‘We will meet here again in two days time, at 0030, to go over the details. Our time is nearly here. There is only one way for us to go, and that is forward,’ said Suluang.
No, there is another way, thought Masri.
General Suluang stood, ceremoniously removed the top from the large bottle of XO, and poured each man a generous tot. ‘Gentlemen. Success.’
All six men stood and raised their glasses in a silent toast. Masri’s eyes were frozen in their sockets. He walked out of the humid, grease-heavy atmosphere of the garage and stepped quickly into the air-conditioned comfort of his chauffeur-driven Benz. ‘Home,’ he snapped at the attractive female, a lieutenant, behind the wheel.
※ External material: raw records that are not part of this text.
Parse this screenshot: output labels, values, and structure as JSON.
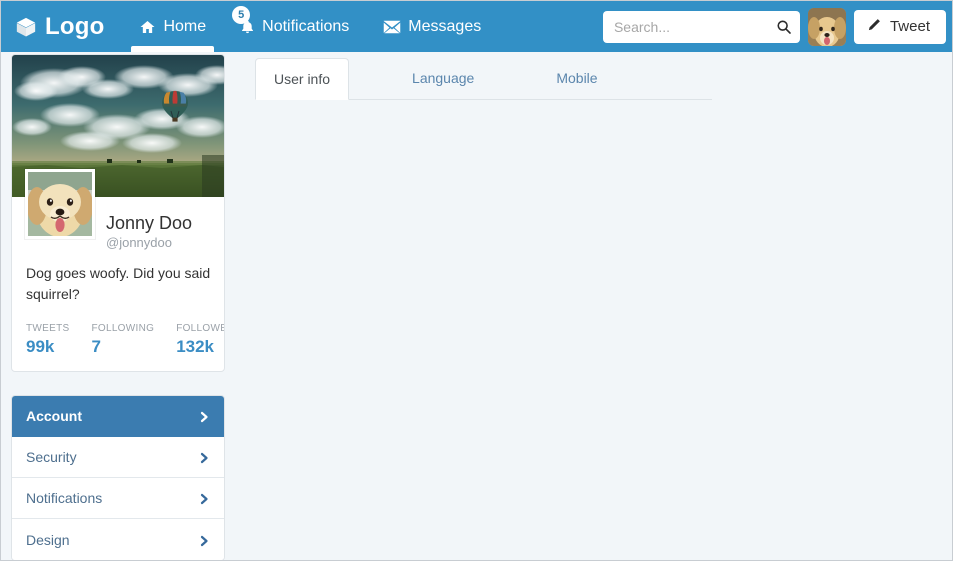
{
  "navbar": {
    "brand": {
      "label": "Logo",
      "icon": "cube-icon"
    },
    "links": [
      {
        "id": "home",
        "label": "Home",
        "icon": "home-icon",
        "active": true,
        "badge": null
      },
      {
        "id": "notifications",
        "label": "Notifications",
        "icon": "bell-icon",
        "active": false,
        "badge": "5"
      },
      {
        "id": "messages",
        "label": "Messages",
        "icon": "envelope-icon",
        "active": false,
        "badge": null
      }
    ],
    "search": {
      "placeholder": "Search...",
      "value": "",
      "icon": "search-icon"
    },
    "avatar": {
      "icon": "user-avatar-dog"
    },
    "tweet_button": {
      "label": "Tweet",
      "icon": "pencil-icon"
    },
    "colors": {
      "background": "#3290c6",
      "text": "#ffffff",
      "badge_text": "#2f7fae"
    }
  },
  "profile": {
    "cover": {
      "icon": "cover-photo-sky-balloon-field"
    },
    "avatar": {
      "icon": "profile-avatar-golden-retriever"
    },
    "full_name": "Jonny Doo",
    "handle": "@jonnydoo",
    "bio": "Dog goes woofy. Did you said squirrel?",
    "stats": [
      {
        "label": "TWEETS",
        "value": "99k"
      },
      {
        "label": "FOLLOWING",
        "value": "7"
      },
      {
        "label": "FOLLOWERS",
        "value": "132k"
      }
    ],
    "stat_color": "#3b8dc4"
  },
  "menu": {
    "items": [
      {
        "id": "account",
        "label": "Account",
        "active": true,
        "icon": "chevron-right-icon"
      },
      {
        "id": "security",
        "label": "Security",
        "active": false,
        "icon": "chevron-right-icon"
      },
      {
        "id": "notifications",
        "label": "Notifications",
        "active": false,
        "icon": "chevron-right-icon"
      },
      {
        "id": "design",
        "label": "Design",
        "active": false,
        "icon": "chevron-right-icon"
      }
    ],
    "active_color": "#3b7cb0",
    "link_color": "#4e6f8e"
  },
  "tabs": {
    "items": [
      {
        "id": "user-info",
        "label": "User info",
        "active": true
      },
      {
        "id": "language",
        "label": "Language",
        "active": false
      },
      {
        "id": "mobile",
        "label": "Mobile",
        "active": false
      }
    ],
    "panel_content": ""
  },
  "page": {
    "background": "#f2f6f9"
  }
}
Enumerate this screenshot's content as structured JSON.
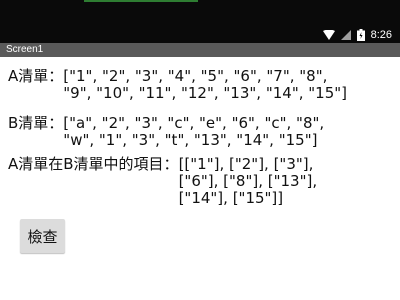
{
  "status_bar": {
    "time": "8:26"
  },
  "app_bar": {
    "title": "Screen1"
  },
  "list_a": {
    "label": "A清單：",
    "value": "[\"1\", \"2\", \"3\", \"4\", \"5\", \"6\", \"7\", \"8\", \"9\", \"10\", \"11\", \"12\", \"13\", \"14\", \"15\"]"
  },
  "list_b": {
    "label": "B清單：",
    "value": "[\"a\", \"2\", \"3\", \"c\", \"e\", \"6\", \"c\", \"8\", \"w\", \"1\", \"3\", \"t\", \"13\", \"14\", \"15\"]"
  },
  "result": {
    "label": "A清單在B清單中的項目：",
    "value": "[[\"1\"], [\"2\"], [\"3\"], [\"6\"], [\"8\"], [\"13\"], [\"14\"], [\"15\"]]"
  },
  "check_button": {
    "label": "檢查"
  },
  "icons": [
    "wifi-icon",
    "signal-icon",
    "battery-icon"
  ],
  "colors": {
    "status_bar": "#0a0a0a",
    "app_bar": "#5a5a5a",
    "accent": "#2e7d32",
    "button": "#dcdcdc"
  }
}
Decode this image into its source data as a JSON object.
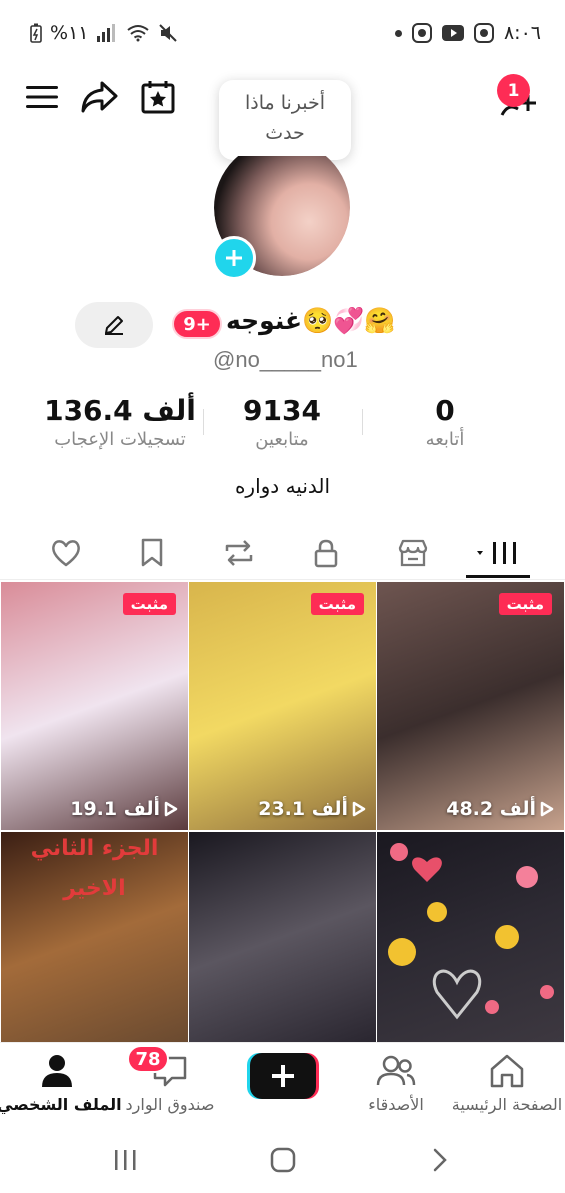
{
  "status_bar": {
    "battery": "%١١",
    "time": "٨:٠٦"
  },
  "header": {
    "notification_count": "1",
    "tooltip_line1": "أخبرنا ماذا",
    "tooltip_line2": "حدث"
  },
  "profile": {
    "display_name": "غنوجه🥺💞🤗",
    "badge": "9+",
    "username": "@no_____no1",
    "bio": "الدنيه دواره"
  },
  "stats": {
    "following": {
      "value": "0",
      "label": "أتابعه"
    },
    "followers": {
      "value": "9134",
      "label": "متابعين"
    },
    "likes": {
      "value": "136.4 ألف",
      "label": "تسجيلات الإعجاب"
    }
  },
  "tabs": [
    "videos",
    "shop",
    "private",
    "reposts",
    "favorites",
    "liked"
  ],
  "videos": [
    {
      "pinned": "مثبت",
      "views": "19.1 ألف",
      "colors": [
        "#d98c98",
        "#f0e4ef",
        "#5a3a3c"
      ]
    },
    {
      "pinned": "مثبت",
      "views": "23.1 ألف",
      "colors": [
        "#d8b54c",
        "#f2d963",
        "#8f6f3d"
      ]
    },
    {
      "pinned": "مثبت",
      "views": "48.2 ألف",
      "colors": [
        "#6e5550",
        "#3b2e2d",
        "#c7a28d"
      ]
    },
    {
      "title1": "الجزء الثاني",
      "title2": "الاخير",
      "colors": [
        "#3b1f14",
        "#a36b3a",
        "#6a4a30"
      ]
    },
    {
      "colors": [
        "#1a1820",
        "#5b5660",
        "#2a2630"
      ]
    },
    {
      "colors": [
        "#1a1820",
        "#2d2a33",
        "#3d3840"
      ]
    }
  ],
  "bottom_nav": {
    "home": "الصفحة الرئيسية",
    "friends": "الأصدقاء",
    "inbox": "صندوق الوارد",
    "inbox_badge": "78",
    "profile": "الملف الشخصي"
  },
  "colors": {
    "accent": "#fe2c55",
    "cyan": "#20d5ec"
  }
}
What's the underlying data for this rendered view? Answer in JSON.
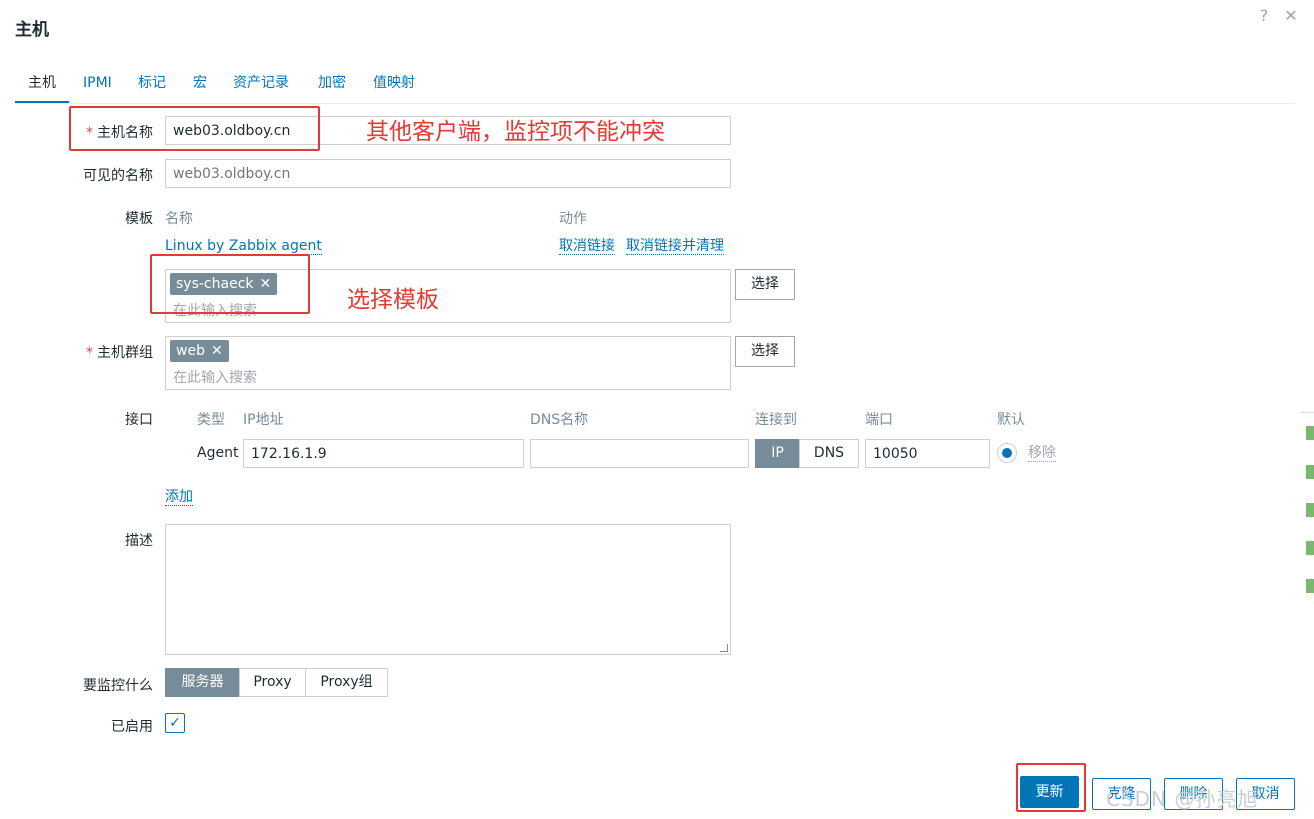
{
  "dialog": {
    "title": "主机",
    "help_glyph": "?",
    "close_glyph": "✕"
  },
  "tabs": [
    {
      "label": "主机"
    },
    {
      "label": "IPMI"
    },
    {
      "label": "标记"
    },
    {
      "label": "宏"
    },
    {
      "label": "资产记录"
    },
    {
      "label": "加密"
    },
    {
      "label": "值映射"
    }
  ],
  "host_name": {
    "label": "主机名称",
    "value": "web03.oldboy.cn"
  },
  "visible_name": {
    "label": "可见的名称",
    "placeholder": "web03.oldboy.cn"
  },
  "templates": {
    "label": "模板",
    "col_name": "名称",
    "col_action": "动作",
    "linked": "Linux by Zabbix agent",
    "unlink": "取消链接",
    "unlink_clear": "取消链接并清理",
    "chip": "sys-chaeck",
    "placeholder": "在此输入搜索",
    "select": "选择"
  },
  "host_groups": {
    "label": "主机群组",
    "chip": "web",
    "placeholder": "在此输入搜索",
    "select": "选择"
  },
  "interfaces": {
    "label": "接口",
    "col_type": "类型",
    "col_ip": "IP地址",
    "col_dns": "DNS名称",
    "col_connect": "连接到",
    "col_port": "端口",
    "col_default": "默认",
    "row": {
      "type": "Agent",
      "ip": "172.16.1.9",
      "dns": "",
      "ip_btn": "IP",
      "dns_btn": "DNS",
      "port": "10050",
      "remove": "移除"
    },
    "add": "添加"
  },
  "description": {
    "label": "描述",
    "value": ""
  },
  "monitored_by": {
    "label": "要监控什么",
    "options": [
      "服务器",
      "Proxy",
      "Proxy组"
    ]
  },
  "enabled": {
    "label": "已启用",
    "check_glyph": "✓"
  },
  "footer": {
    "update": "更新",
    "clone": "克隆",
    "delete": "删除",
    "cancel": "取消"
  },
  "annotations": {
    "host_conflict": "其他客户端，监控项不能冲突",
    "choose_template": "选择模板"
  },
  "watermark": "CSDN @孙亮旭",
  "colors": {
    "accent": "#0275b8",
    "chip": "#768d99",
    "annotation": "#e53935",
    "required": "#d64e4e"
  }
}
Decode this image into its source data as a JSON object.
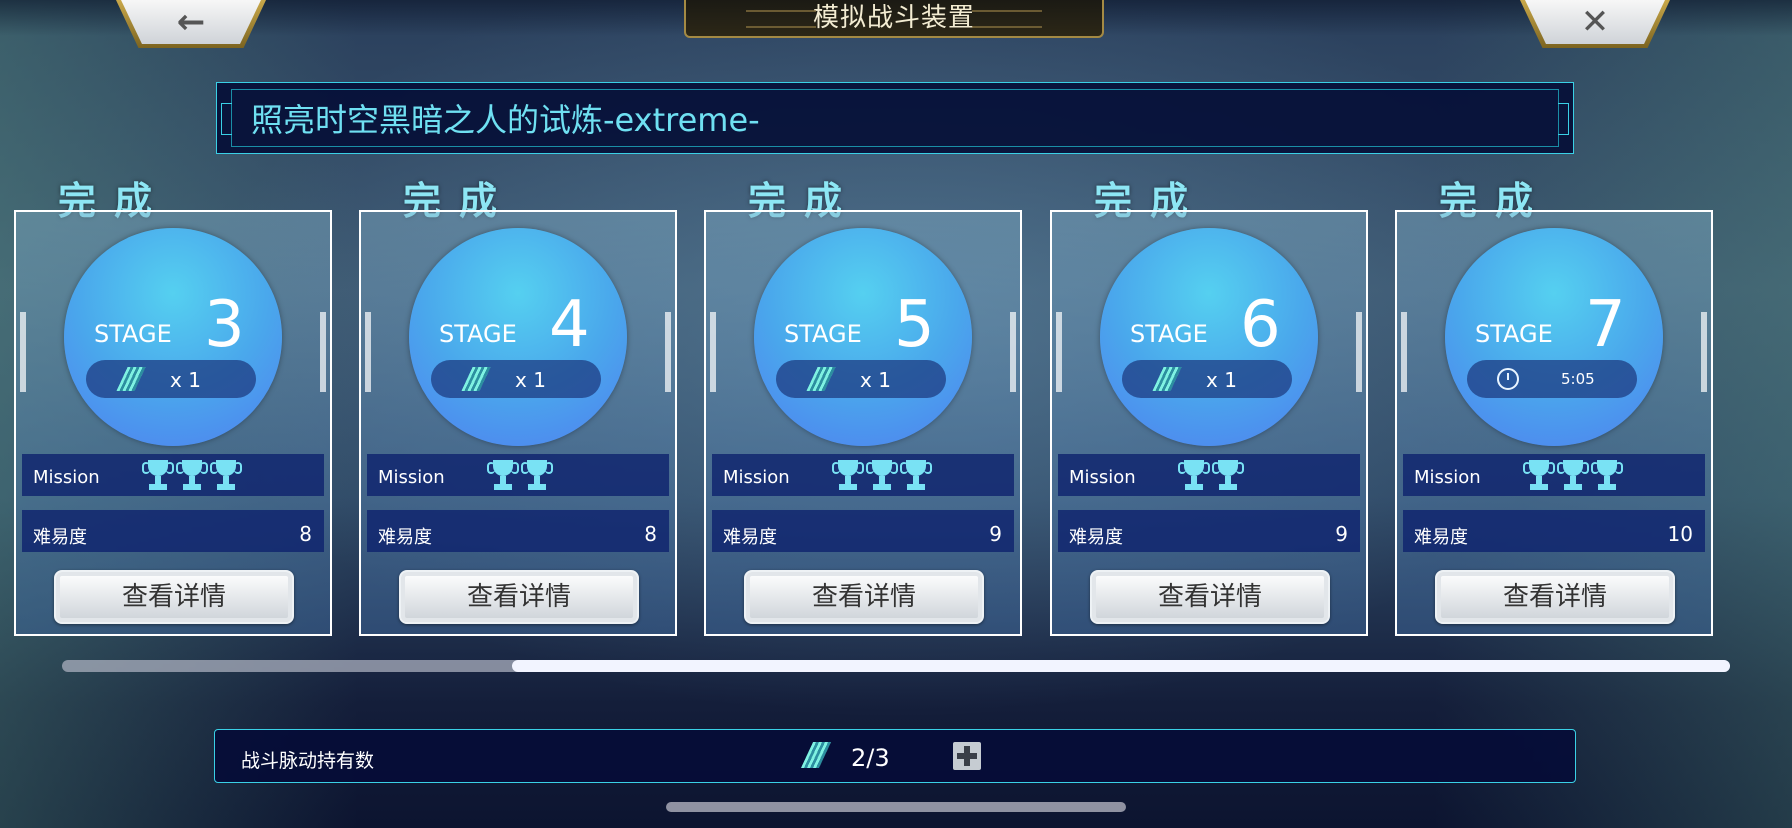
{
  "header": {
    "title": "模拟战斗装置",
    "back_icon": "←",
    "close_icon": "✕"
  },
  "banner": {
    "text": "照亮时空黑暗之人的试炼-extreme-"
  },
  "stages": [
    {
      "status": "完成",
      "stage_label": "STAGE",
      "number": "3",
      "cost_type": "ticket",
      "cost": "x 1",
      "mission_label": "Mission",
      "trophies": 3,
      "difficulty_label": "难易度",
      "difficulty": "8",
      "button": "查看详情"
    },
    {
      "status": "完成",
      "stage_label": "STAGE",
      "number": "4",
      "cost_type": "ticket",
      "cost": "x 1",
      "mission_label": "Mission",
      "trophies": 2,
      "difficulty_label": "难易度",
      "difficulty": "8",
      "button": "查看详情"
    },
    {
      "status": "完成",
      "stage_label": "STAGE",
      "number": "5",
      "cost_type": "ticket",
      "cost": "x 1",
      "mission_label": "Mission",
      "trophies": 3,
      "difficulty_label": "难易度",
      "difficulty": "9",
      "button": "查看详情"
    },
    {
      "status": "完成",
      "stage_label": "STAGE",
      "number": "6",
      "cost_type": "ticket",
      "cost": "x 1",
      "mission_label": "Mission",
      "trophies": 2,
      "difficulty_label": "难易度",
      "difficulty": "9",
      "button": "查看详情"
    },
    {
      "status": "完成",
      "stage_label": "STAGE",
      "number": "7",
      "cost_type": "timer",
      "cost": "5:05",
      "mission_label": "Mission",
      "trophies": 3,
      "difficulty_label": "难易度",
      "difficulty": "10",
      "button": "查看详情"
    }
  ],
  "scroll": {
    "thumb_start_fraction": 0.27,
    "thumb_end_fraction": 1.0
  },
  "resource": {
    "label": "战斗脉动持有数",
    "count": "2/3",
    "icon": "ticket-icon",
    "plus_icon": "plus-icon"
  },
  "colors": {
    "accent": "#3ad0e6",
    "stage_circle": "#4aa8ec",
    "trophy": "#79e2f4"
  }
}
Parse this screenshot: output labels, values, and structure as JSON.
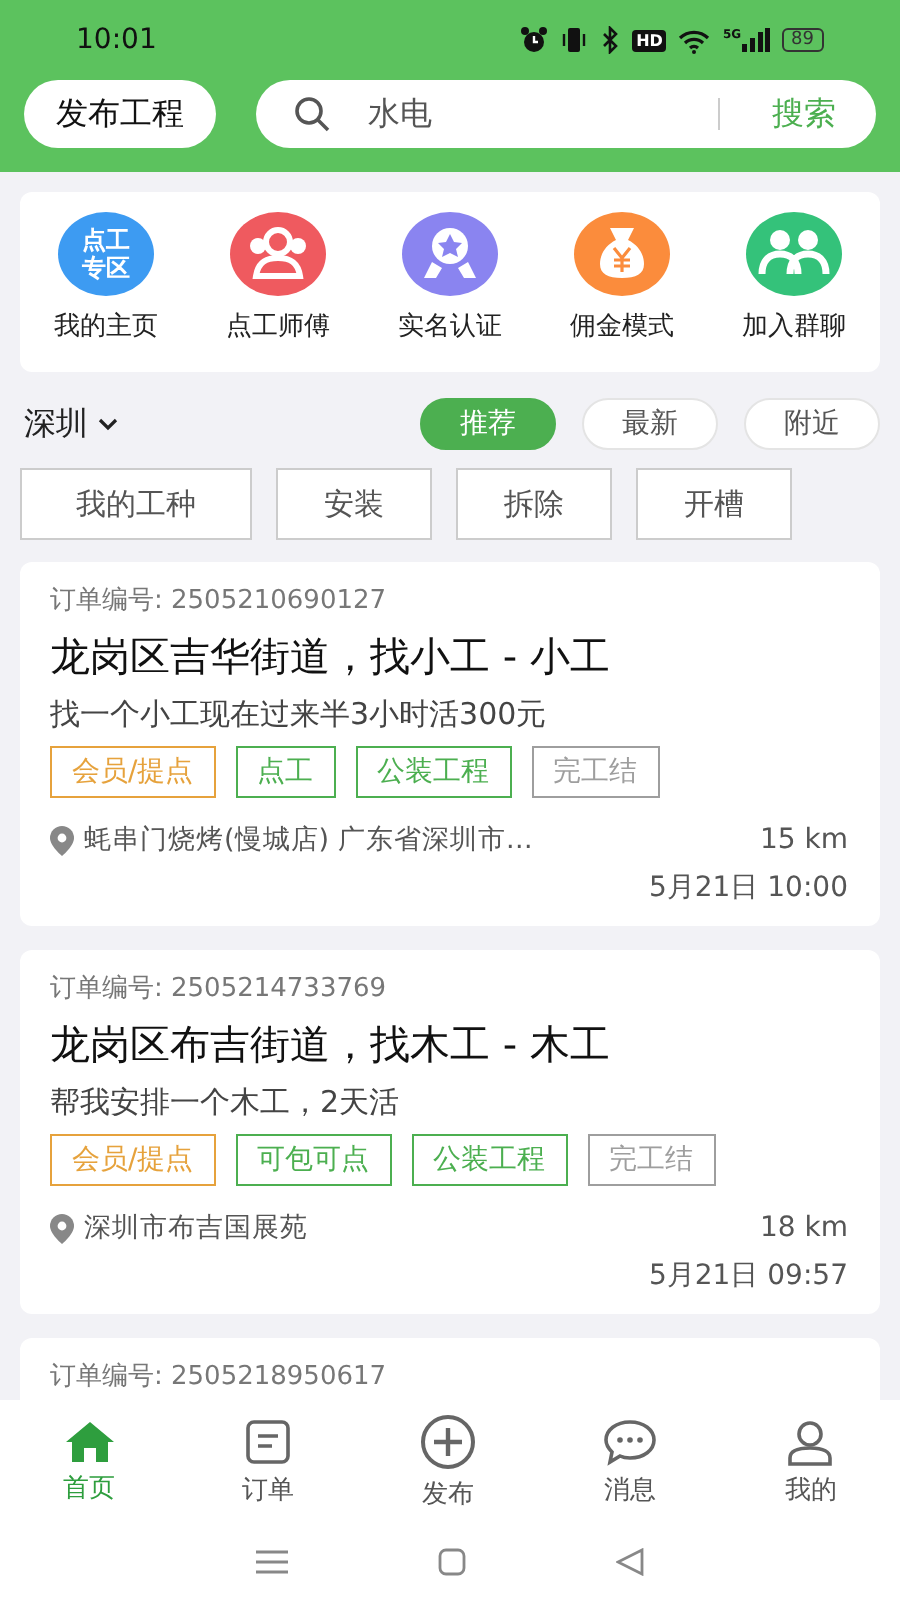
{
  "status_bar": {
    "time": "10:01",
    "hd": "HD",
    "network": "5G",
    "battery": "89"
  },
  "header": {
    "publish_button": "发布工程",
    "search": {
      "value": "水电",
      "button": "搜索"
    }
  },
  "shortcuts": [
    {
      "label": "我的主页",
      "kind": "text",
      "icon_text": "点工专区",
      "color": "#3d9bf2"
    },
    {
      "label": "点工师傅",
      "kind": "people",
      "color": "#ef5a5f"
    },
    {
      "label": "实名认证",
      "kind": "badge",
      "color": "#8a84f0"
    },
    {
      "label": "佣金模式",
      "kind": "moneybag",
      "color": "#fb8c3c"
    },
    {
      "label": "加入群聊",
      "kind": "group",
      "color": "#34c27a"
    }
  ],
  "city": "深圳",
  "sort_tabs": [
    {
      "label": "推荐",
      "selected": true
    },
    {
      "label": "最新",
      "selected": false
    },
    {
      "label": "附近",
      "selected": false
    }
  ],
  "categories": [
    "我的工种",
    "安装",
    "拆除",
    "开槽"
  ],
  "orders": [
    {
      "order_no": "订单编号: 2505210690127",
      "title": "龙岗区吉华街道，找小工 - 小工",
      "desc": "找一个小工现在过来半3小时活300元",
      "tags": [
        {
          "label": "会员/提点",
          "color": "#e6a23c"
        },
        {
          "label": "点工",
          "color": "#4caf50"
        },
        {
          "label": "公装工程",
          "color": "#4caf50"
        },
        {
          "label": "完工结",
          "color": "#9e9e9e"
        }
      ],
      "address": "蚝串门烧烤(慢城店) 广东省深圳市…",
      "distance": "15 km",
      "time": "5月21日  10:00"
    },
    {
      "order_no": "订单编号: 2505214733769",
      "title": "龙岗区布吉街道，找木工 - 木工",
      "desc": "帮我安排一个木工，2天活",
      "tags": [
        {
          "label": "会员/提点",
          "color": "#e6a23c"
        },
        {
          "label": "可包可点",
          "color": "#4caf50"
        },
        {
          "label": "公装工程",
          "color": "#4caf50"
        },
        {
          "label": "完工结",
          "color": "#9e9e9e"
        }
      ],
      "address": "深圳市布吉国展苑",
      "distance": "18 km",
      "time": "5月21日  09:57"
    },
    {
      "order_no": "订单编号: 2505218950617"
    }
  ],
  "tab_bar": [
    {
      "label": "首页",
      "kind": "home",
      "selected": true
    },
    {
      "label": "订单",
      "kind": "orders",
      "selected": false
    },
    {
      "label": "发布",
      "kind": "publish",
      "selected": false
    },
    {
      "label": "消息",
      "kind": "messages",
      "selected": false
    },
    {
      "label": "我的",
      "kind": "profile",
      "selected": false
    }
  ]
}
They drove in silence to the general’s residence. The forty-six year old man looked nervously over his shoulder at the following traffic several times, which, the lieutenant noted, was something he had never done before.
The lieutenant could sense the general’s nervousness. After their six-month affair, she was attuned to his many moods. She had been hoping that they would go to a hotel in the evening as usual and play their special games. Her favourite was a role reversal in which she was the general and he the junior officer. In this game she gave orders commanding him to do silly, sensual things. From the man’s anxiety, she knew there weren’t going to be any such games that night.
They arrived at the general’s home and he asked her to wait, leaving the motor running. Again, unusual. He dashed out of the car while it was still rolling to a stop and tripped up the stairs to the front door.
The lieutenant received a call on her cell phone. The staccato instructions she received instantly sobered her. She knew, now, why the general was tense. He had good reason to be.
Ten minutes later, the general’s wife, with a bag under one arm and a small boy under the other, burst through the front door and ran down the steps to the car. The woman dumped the crying child in the rear seat and raced back up the steps and into the old residence that dated from Dutch colonial times. Seconds later, both the woman and the general came out carrying medium-sized suitcases. The general didn’t give the lieutenant a destination. He just told her to drive, and fast. The anxiety and stress exuded by his parents, coupled with the violent motion of the car, made the young boy cry louder.
Masri told the lieutenant to take a left and then a right. He kept looking behind them, craning his neck, examining the following headlights. The lieutenant drove as fast as the traffic allowed. A motorcycle accelerated out of a side street. It darted through a gap in the traffic and pulled up behind the limousine. The pillion passenger pulled a machine pistol from his jacket and hosed the rear of the car.
Bullets ricocheted off the bitumen in a ballet of dancing sparks. The general’s wife had time to scream once before she died as a slug drilled through the top of her shoulder and spun a channel through her lungs and heart, bursting its chambers. The driver reacted as anyone might in such a situation, despite the fact that she knew the attack was coming. She turned the car away from danger. The rear of the vehicle flicked out with the weight transference and removed the front wheel from under the motorcycle. The bike instantly slid on its side, spilling its rider and passenger under the wheels of a truck trundling heavily in the opposite direction.
The general screamed at the lieutenant to take another left. She complied. He then screamed again for her to stop. The lieutenant ignored the second command and instead pushed the accelerator pedal to the floor. She could not stop at this pace.
Masri jammed a pistol into the back of her head with such force that her forehead hit the horn. The general flicked the gun to the left and fired a warning shot. He meant business. The blast of the round erupting from the muzzle perforated her eardrum and blood spurted from her ear hole. She dazedly saw the road passing under the car, through the fissure drilled by the round in the floor beside her feet. She got the message and stood on the brakes.
The car skidded up and over a kerb, crashing heavily into a solid brick and cast iron fence. The firearm discharged a second time, accidentally, the bullet removing a large portion of the back of the lieutenant’s head and spraying it on the footpath.
Unlike the child’s, the general’s seatbelt had not been fastened. The impact catapulted him over the front passenger seat and smashed him through the front windscreen. He came to rest, bloody and unconscious, on the ground. A restrained brass plaque on top of a cracked pillar read ‘Australian Embassy’.